There are multiple challenges marketers face in evolving. 

First, there’s a complex regulatory framework around data that keeps changing. The second is the inability of different data points to come together, while the third involves data being siloed off.

“We know that in our world of life sciences and healthcare, there are limitations to being able to share information even within companies,” Jain said.

Jain concluded his talk by hoping the industry will reach a state that he deemed the “Rime of the modern marketer” — which entails free access to data, marked by the ability to use it to power any experience and slice and dice it in different directions — within the limitations of privacy regulation.

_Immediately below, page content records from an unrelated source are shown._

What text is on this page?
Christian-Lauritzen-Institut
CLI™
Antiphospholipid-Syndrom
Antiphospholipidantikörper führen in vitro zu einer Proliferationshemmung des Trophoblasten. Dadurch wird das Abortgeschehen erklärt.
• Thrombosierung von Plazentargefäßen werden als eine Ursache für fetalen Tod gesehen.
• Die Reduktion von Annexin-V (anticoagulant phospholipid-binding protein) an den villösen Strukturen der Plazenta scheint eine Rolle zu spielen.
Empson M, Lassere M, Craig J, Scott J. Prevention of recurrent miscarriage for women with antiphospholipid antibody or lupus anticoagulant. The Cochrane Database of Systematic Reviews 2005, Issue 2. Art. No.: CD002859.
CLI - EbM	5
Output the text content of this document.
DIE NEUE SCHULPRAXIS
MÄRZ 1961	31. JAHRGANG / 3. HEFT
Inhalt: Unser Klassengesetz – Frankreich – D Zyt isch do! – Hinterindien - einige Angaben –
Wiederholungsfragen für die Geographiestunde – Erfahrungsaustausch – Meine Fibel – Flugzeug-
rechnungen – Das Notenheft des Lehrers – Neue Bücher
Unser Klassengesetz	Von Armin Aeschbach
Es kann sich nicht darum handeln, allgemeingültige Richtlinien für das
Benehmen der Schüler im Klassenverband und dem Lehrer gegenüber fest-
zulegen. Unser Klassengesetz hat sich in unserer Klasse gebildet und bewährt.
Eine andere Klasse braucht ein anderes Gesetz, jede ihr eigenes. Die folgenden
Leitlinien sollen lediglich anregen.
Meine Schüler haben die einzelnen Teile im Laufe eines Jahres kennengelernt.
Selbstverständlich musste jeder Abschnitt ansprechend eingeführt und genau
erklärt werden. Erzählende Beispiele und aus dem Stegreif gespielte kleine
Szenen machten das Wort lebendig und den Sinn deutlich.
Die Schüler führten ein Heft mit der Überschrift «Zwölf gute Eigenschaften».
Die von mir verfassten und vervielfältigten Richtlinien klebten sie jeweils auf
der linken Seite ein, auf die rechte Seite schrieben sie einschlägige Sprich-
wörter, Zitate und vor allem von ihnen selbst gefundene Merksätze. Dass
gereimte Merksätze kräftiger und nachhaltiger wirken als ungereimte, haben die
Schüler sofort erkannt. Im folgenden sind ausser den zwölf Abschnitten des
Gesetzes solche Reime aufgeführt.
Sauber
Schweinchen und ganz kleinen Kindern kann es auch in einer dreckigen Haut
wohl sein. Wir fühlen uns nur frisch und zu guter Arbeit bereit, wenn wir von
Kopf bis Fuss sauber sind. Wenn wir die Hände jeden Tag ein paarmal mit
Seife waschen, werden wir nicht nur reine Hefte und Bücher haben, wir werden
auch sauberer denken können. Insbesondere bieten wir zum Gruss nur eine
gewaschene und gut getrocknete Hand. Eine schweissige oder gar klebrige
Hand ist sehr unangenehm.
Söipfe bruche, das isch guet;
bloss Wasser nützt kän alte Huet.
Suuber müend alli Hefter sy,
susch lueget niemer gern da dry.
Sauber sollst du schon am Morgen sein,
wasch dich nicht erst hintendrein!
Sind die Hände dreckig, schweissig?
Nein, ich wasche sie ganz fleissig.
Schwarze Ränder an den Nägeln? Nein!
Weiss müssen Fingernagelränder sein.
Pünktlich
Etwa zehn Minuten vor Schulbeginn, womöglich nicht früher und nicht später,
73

The next session, led by Ben Greenberg, SVP and GM of commercial products at Doximity, focused on how AI can help healthcare marketers assist doctors in saving time and ideally, battling burnout.

Greenberg echoed past panelists at DPE this year, saying that we’re at a point of transformational change. (One slide during his presentation showed a stick figure standing before an exponential rise in human progress).

Still, how can marketers delineate the difference between past buzzwords that generated plenty of hype but resulted in a less-than-satisfying result?

“Blockchain, metaverse, VR, wearables were hardly the real mover that a lot portended them to be,” Greenberg said. “A good way to look beyond the hype is to focus on users and what users do, versus what Big Tech or the media tell you they’re going to do.”

This is best evidenced by the fast user uptake of AI tools like ChatGPT, which reached one million users within just five days. Google searches for ChatGPT have even dwarfed searches for Kim Kardashian, Greenberg said.

Much of the fear that AI will replace jobs is also fading, Greenberg argued, as both physicians and marketers realize it’s already being used to free up time.

“Mathematicians didn’t go extinct by the existence of a calculator,” Greenberg said. “The same thing will occur with AI. Physicians are leaning in.”

One new AI product from Doximity, DocsGPT, was launched a few months after ChatGPT. The HIPAA-compliant AI writing assistant is designed for physicians, and can save doctors hours every week on busy work like writing appeals to insurance companies or writing explainers on test results for patients.

The tool currently contains a library of 200,000 prompts. Simply by going to the “explain test results” prompt, for example, physicians can quickly generate a letter that breaks down the meaning of a patient’s test results, give advice to the patient – and even translate the whole thing to Spanish or another language as needed.

With 70% of physicians reporting they feel overextended — and burnout being a major burden to the clinician workforce — AI may help ease some of that strain and “drive significant wins” for marketers and physicians, Greenberg said.